Not last night, though. The wind picked up through the day, and tossed the relatively small amount of rain around, making it sound as if more fell than actually did.  When the rain subsided, I took Oakley out for his last run of the day. We went to bed, listening to the creaks of the roof and the snores of the canine intersperse the Renaissance music that filled the darkness.

The Mortality Dialogues

The last leaves cling to the trees, defiantly bright as the wind tries to strip them from the branches and pile them on the ground in a tapestry of yellows, oranges, and crimson. Despite a couple of chilly days, 60-plus highs reprieve us from the inevitable crash of the temps as the month winds down. This will not last forever, I know.

Nothing does. A couple of weeks ago on a dark windy day, my stylist trimmed the last of my autumn-toned hair ends. I colored my hair through my forties, various shades of blonde, a lighter brunette, even red once. As the journey into my fifties launched, the cost in time, upkeep, and money to have a younger woman’s hair became questionable. When she was done, the final three inches of what had turned brassy and dried lay on the floor around the chair with a few snippets of the original dark brown, now with streaks of stars running through it.
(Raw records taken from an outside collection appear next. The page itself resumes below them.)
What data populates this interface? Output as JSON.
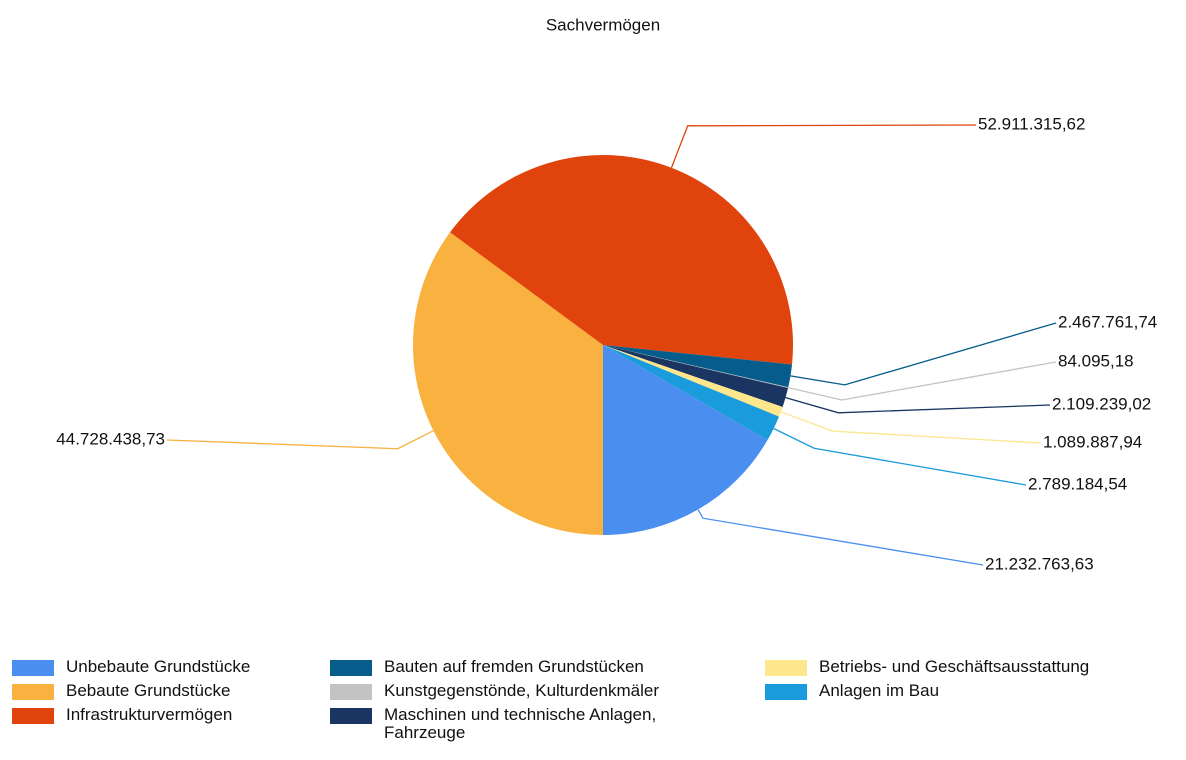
{
  "chart_data": {
    "type": "pie",
    "title": "Sachvermögen",
    "categories": [
      "Unbebaute Grundstücke",
      "Bebaute Grundstücke",
      "Infrastrukturvermögen",
      "Bauten auf fremden Grundstücken",
      "Kunstgegenstönde, Kulturdenkmäler",
      "Maschinen und technische Anlagen, Fahrzeuge",
      "Betriebs- und Geschäftsausstattung",
      "Anlagen im Bau"
    ],
    "values": [
      21232763.63,
      44728438.73,
      52911315.62,
      2467761.74,
      84095.18,
      2109239.02,
      1089887.94,
      2789184.54
    ],
    "value_labels": [
      "21.232.763,63",
      "44.728.438,73",
      "52.911.315,62",
      "2.467.761,74",
      "84.095,18",
      "2.109.239,02",
      "1.089.887,94",
      "2.789.184,54"
    ],
    "colors": [
      "#4a8ff0",
      "#f9b140",
      "#e0430b",
      "#065d8b",
      "#c3c3c3",
      "#1b3563",
      "#fde68c",
      "#1a9bdb"
    ],
    "legend": "bottom"
  }
}
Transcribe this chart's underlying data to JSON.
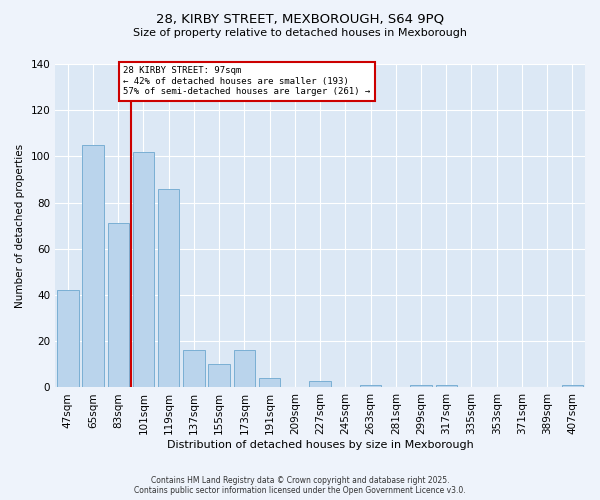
{
  "title_line1": "28, KIRBY STREET, MEXBOROUGH, S64 9PQ",
  "title_line2": "Size of property relative to detached houses in Mexborough",
  "xlabel": "Distribution of detached houses by size in Mexborough",
  "ylabel": "Number of detached properties",
  "categories": [
    "47sqm",
    "65sqm",
    "83sqm",
    "101sqm",
    "119sqm",
    "137sqm",
    "155sqm",
    "173sqm",
    "191sqm",
    "209sqm",
    "227sqm",
    "245sqm",
    "263sqm",
    "281sqm",
    "299sqm",
    "317sqm",
    "335sqm",
    "353sqm",
    "371sqm",
    "389sqm",
    "407sqm"
  ],
  "values": [
    42,
    105,
    71,
    102,
    86,
    16,
    10,
    16,
    4,
    0,
    3,
    0,
    1,
    0,
    1,
    1,
    0,
    0,
    0,
    0,
    1
  ],
  "bar_color": "#bad4ec",
  "bar_edge_color": "#7aafd4",
  "property_label": "28 KIRBY STREET: 97sqm",
  "annotation_line2": "← 42% of detached houses are smaller (193)",
  "annotation_line3": "57% of semi-detached houses are larger (261) →",
  "line_color": "#cc0000",
  "box_edge_color": "#cc0000",
  "ylim": [
    0,
    140
  ],
  "yticks": [
    0,
    20,
    40,
    60,
    80,
    100,
    120,
    140
  ],
  "fig_bg_color": "#eef3fb",
  "plot_bg_color": "#dce8f5",
  "footer_line1": "Contains HM Land Registry data © Crown copyright and database right 2025.",
  "footer_line2": "Contains public sector information licensed under the Open Government Licence v3.0."
}
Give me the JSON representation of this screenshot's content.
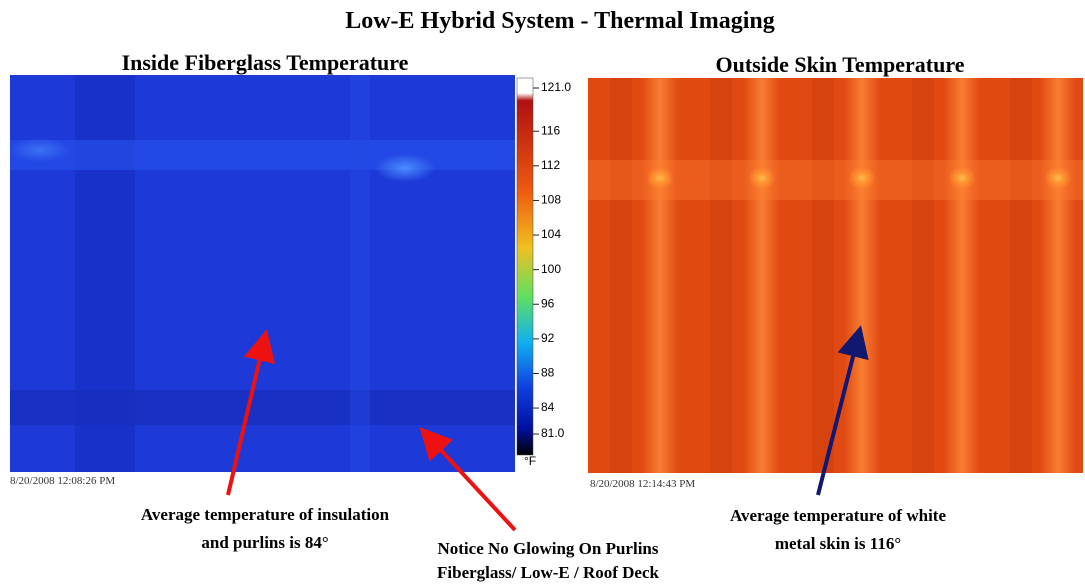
{
  "title": "Low-E Hybrid System - Thermal Imaging",
  "left_panel": {
    "title": "Inside Fiberglass Temperature",
    "timestamp": "8/20/2008 12:08:26 PM",
    "annotations": [
      [
        "Average temperature of insulation",
        "and purlins is 84°"
      ],
      [
        "Notice No Glowing On Purlins",
        "Fiberglass/ Low-E / Roof Deck"
      ]
    ]
  },
  "right_panel": {
    "title": "Outside Skin Temperature",
    "timestamp": "8/20/2008 12:14:43 PM",
    "annotations": [
      [
        "Average temperature of white",
        "metal skin is 116°"
      ]
    ]
  },
  "scale": {
    "ticks": [
      {
        "value": 121,
        "label": "121.0"
      },
      116,
      112,
      108,
      104,
      100,
      96,
      92,
      88,
      84,
      {
        "value": 81,
        "label": "81.0"
      }
    ],
    "unit": "°F"
  }
}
I felt better. I looked younger, too, ironically,  without the silly brassy puff that sat on my head when I pulled my hair up and back with a clip. Took myself out for a latte to celebrate.

As I stood in the windy parking lot with cup in hand, I had an overwhelming urge to call a close friend. Not unexpected, as are season changes, but still a surprise, was the news that her father had passed the night before. He’d been in his last decline for the past six months. We chatted; I extended condolences while I watched the clouds cross the sky.

The clouds parted last weekend. Hubby came home to tend to business related to retirement. Get signed up for our own health care insurance. Get finances in order. We discussed everything calmly, no real reason to get upset. Made decisions, budgeting, when to sign up for this benefit, that investment, structuring this withdrawal. And then he said it.

“You’re probably going to outlive me by a long time.”

I got a little cold.

He, being a man of science and math, had a point with the calculation of the odds. His mom was in her early 80’s, but spent the last years in poor health. His father was only 40, and his end came from a head injury. His grandma was in her 70’s.

My family, however, was a different story. Both my parents smoked two packs a day. The last thing I saw my mom do the day she died was puff away on a cigarette. My dad smoked until his first heart attack and successfully quit, but did a lot of damage to himself with the diabetes and the drinking. Neither made it to 70. Three out of my four grandparents made it into their eighties and way beyond. Grandpa G. was a noncompliant diabetic and passed in his 50’s. Gram G. was 80-something, and the leukemia couldn’t be helped. Grandpa L. was 96. Pneumonia. He was getting pretty fuzzy at the end. Grandma L. was 98. I really believe that she’d still be here if she hadn’t broken her hip. Until her last week on this side, she was was as sharp as a tack and still slicing and dicing politics with the best of them when she wasn’t watching boxing of professional wrestling. (For the skill and expertise, you know. Yes, Grandma, I really would love to buy the Mackinac Bridge from you.)

My meditation teacher once said that impermanence is a gift. Watching the leaves fall is bittersweet, but the new ones will come in next April. It saddens me that my friend’s father made his passage, but my God, he had cancer and midstage Alzheimer’s. And while this week passes in a blizzard of paperwork and revamping budgets and the chill of remembering that we will not be here forever, we have the relief that Hubby has taken back his soul and made room for his true passion of woodwork.

We have another retirement-related meeting tomorrow. While we don’t know quite what’s in front of us, we can see a little further down the road. It’s still long, but we know and from some orientations can see that there’s an end.